En conclusion, l'exclusion des expressions contemporaines, les seules qui de part leur grande vulnérabilité tireraient avantage des marques de reconnaissance d'un soutient national, rend peu attractif la création de ce nouveau label.
Picasso au Jeu de Paume :
Dans les mois qui précédèrent la réouverture du Jeu de Paume après une radicale transformation de son architecture intérieure confiée à Antoine Stinco, le ministre de la Culture Jack Lang affirmait (Lettre d'information du ministère de février 1991) que "la galerie d'exposition se consacrerait à l'art contemporain... Sa programmation rendra compte des débats artistiques du moment". Alfred Pacquement qui dirigeait la programmation écrivit en mars 1991 dans la Lettre d'information : "Le Jeu de Paume saura aussi être expérimental".
Las ! L'ouverture, en juin 1991, avec "Jean Dubuffet, ses dernières années" s'avérait être en grande contradiction avec les affirmations précédentes. Nous le dénonçâmes dans la revue "Voir" (Lausanne) à la grande irritation de l'attachée de presse qui, en rétorsion, nous priva de catalogue.
Les expositions qui suivirent nous rassurèrent sur la vocation de contemporanéité de la Galerie. Se succédèrent Pierre Dunoyer, Robert Gober, Marcel Broothears, Elworsth Kelly, Suzanne Lafont, Helio Oiticica, Martial Raysse etc... Dubuffet et ses dernières années (les moins bonnes!) n'avait été que le résultat d'un frileux calcul médiatique de lancement. Malheureusement avec "Picasso érotique", le mercantilisme est de retour. On a envie de crier à la forfaiture, rien ne justifiant cet abus d'usage de la galerie "à vocation contemporaine" pour une exposition qui devrait se tenir au musée Picasso, dans les galeries du Grand Palais, voir au musée national d'Art Moderne G. Pompidou...

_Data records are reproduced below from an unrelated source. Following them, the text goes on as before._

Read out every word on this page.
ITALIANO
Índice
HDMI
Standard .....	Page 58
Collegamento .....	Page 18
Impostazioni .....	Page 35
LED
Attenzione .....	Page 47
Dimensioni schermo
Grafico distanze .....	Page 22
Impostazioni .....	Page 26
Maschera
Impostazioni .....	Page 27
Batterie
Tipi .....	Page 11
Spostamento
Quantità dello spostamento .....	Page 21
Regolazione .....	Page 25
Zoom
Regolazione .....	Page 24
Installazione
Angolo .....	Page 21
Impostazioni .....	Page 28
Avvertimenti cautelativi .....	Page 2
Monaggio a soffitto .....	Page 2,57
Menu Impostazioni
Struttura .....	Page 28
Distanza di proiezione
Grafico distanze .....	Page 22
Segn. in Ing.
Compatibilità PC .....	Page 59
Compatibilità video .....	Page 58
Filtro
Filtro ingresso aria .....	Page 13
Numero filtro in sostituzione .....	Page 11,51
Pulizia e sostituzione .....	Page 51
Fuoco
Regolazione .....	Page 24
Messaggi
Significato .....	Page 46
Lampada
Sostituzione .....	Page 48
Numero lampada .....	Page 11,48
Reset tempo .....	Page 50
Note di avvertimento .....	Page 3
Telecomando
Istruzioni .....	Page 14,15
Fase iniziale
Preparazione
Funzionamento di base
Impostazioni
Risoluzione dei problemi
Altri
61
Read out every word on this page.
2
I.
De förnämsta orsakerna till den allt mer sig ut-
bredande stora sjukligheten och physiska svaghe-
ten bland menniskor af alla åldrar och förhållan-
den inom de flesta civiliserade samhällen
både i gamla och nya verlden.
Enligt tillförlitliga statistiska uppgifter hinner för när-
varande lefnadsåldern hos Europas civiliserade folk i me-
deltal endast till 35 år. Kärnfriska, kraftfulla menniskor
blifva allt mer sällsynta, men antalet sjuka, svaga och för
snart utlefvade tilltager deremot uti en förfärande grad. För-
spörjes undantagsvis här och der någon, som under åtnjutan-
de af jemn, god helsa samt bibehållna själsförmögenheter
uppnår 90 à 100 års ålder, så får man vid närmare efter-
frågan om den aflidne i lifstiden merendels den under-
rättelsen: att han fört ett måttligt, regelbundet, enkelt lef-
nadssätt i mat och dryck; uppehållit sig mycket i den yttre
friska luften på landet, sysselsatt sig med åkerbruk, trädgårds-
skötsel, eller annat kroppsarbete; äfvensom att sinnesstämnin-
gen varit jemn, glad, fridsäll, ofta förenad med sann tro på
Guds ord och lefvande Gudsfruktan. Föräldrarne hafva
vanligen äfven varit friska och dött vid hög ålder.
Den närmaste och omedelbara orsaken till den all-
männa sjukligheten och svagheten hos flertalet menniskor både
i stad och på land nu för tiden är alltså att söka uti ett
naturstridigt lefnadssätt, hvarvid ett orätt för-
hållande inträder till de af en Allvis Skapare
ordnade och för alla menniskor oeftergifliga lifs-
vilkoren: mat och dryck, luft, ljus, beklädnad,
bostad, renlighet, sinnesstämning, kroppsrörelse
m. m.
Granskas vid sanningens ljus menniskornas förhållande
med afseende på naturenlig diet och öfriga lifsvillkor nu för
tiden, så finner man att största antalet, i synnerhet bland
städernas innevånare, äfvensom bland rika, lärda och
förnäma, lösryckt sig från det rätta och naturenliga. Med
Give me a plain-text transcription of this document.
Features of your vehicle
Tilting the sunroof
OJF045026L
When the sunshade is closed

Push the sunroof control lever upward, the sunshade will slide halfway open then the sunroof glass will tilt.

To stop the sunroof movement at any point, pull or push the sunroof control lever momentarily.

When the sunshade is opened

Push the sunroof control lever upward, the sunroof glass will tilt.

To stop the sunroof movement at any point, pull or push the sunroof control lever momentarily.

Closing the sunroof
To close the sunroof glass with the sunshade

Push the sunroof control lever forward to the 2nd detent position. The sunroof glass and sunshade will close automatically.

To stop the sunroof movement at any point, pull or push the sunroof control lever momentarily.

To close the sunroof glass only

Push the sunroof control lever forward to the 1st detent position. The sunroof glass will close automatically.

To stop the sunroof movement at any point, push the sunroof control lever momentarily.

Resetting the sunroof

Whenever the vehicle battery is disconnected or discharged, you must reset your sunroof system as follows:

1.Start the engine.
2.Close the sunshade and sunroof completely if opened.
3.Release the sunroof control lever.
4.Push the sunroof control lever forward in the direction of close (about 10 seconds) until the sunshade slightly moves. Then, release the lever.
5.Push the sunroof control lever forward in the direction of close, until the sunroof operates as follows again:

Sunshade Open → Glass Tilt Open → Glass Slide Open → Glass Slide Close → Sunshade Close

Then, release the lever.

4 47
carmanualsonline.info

Le titre même de l'exposition, "Picasso érotique", comme si toute l'œuvre n'était pas érotique, témoigne d'une approche racoleuse du public incité à l'excitation du voyeurisme.
Commande :
Il s'agit d'une commande de 20 affiches pour accompagner la Fête de la Musique 2001. Ce 21 juin 2001, la Fête de la Musique, initiée par Jack Lang en 1981, aura 20 ans. Dans les premières manifestations, des commandes avaient été passées à des compositeurs tels que Xenakis, Nicolas Frize ou Bernard Lubat.
En 2001, l'accent est porté essentiellement sur les variétés, les fanfares et les chorales. L'orchestre national de Jazz sera présent en raison de sa collaboration avec Claude Barthelemy (l'un des 7 lauréats), mais on aurait aimé qu'en raison même de la politique de démocratisation poursuivie par le ministère, des œuvres réputées plus difficiles d'accès soient mises à l'écoute du plus grand nombre.
Chaque année, la délégation aux Arts Plastiques confie à un artiste le soin de réaliser l'affiche de la Fête. Pour la 20ème édition, ce sont 20 graphistes et affichistes qui ont reçu commande, illustrant ainsi la diversité et l'invention en ce domaine.
20e Fête de la Musique, 2001
Morale de l'histoire :
Au terme de cette relation sur les actions culturelles encouragées par le ministère, on peut en déduire que c'est le patrimoine visuel et musical qui est mis en exergue et non l'art de notre temps. Un constat qui est grave de conséquence à l'intérieur, comme à l'extérieur du pays.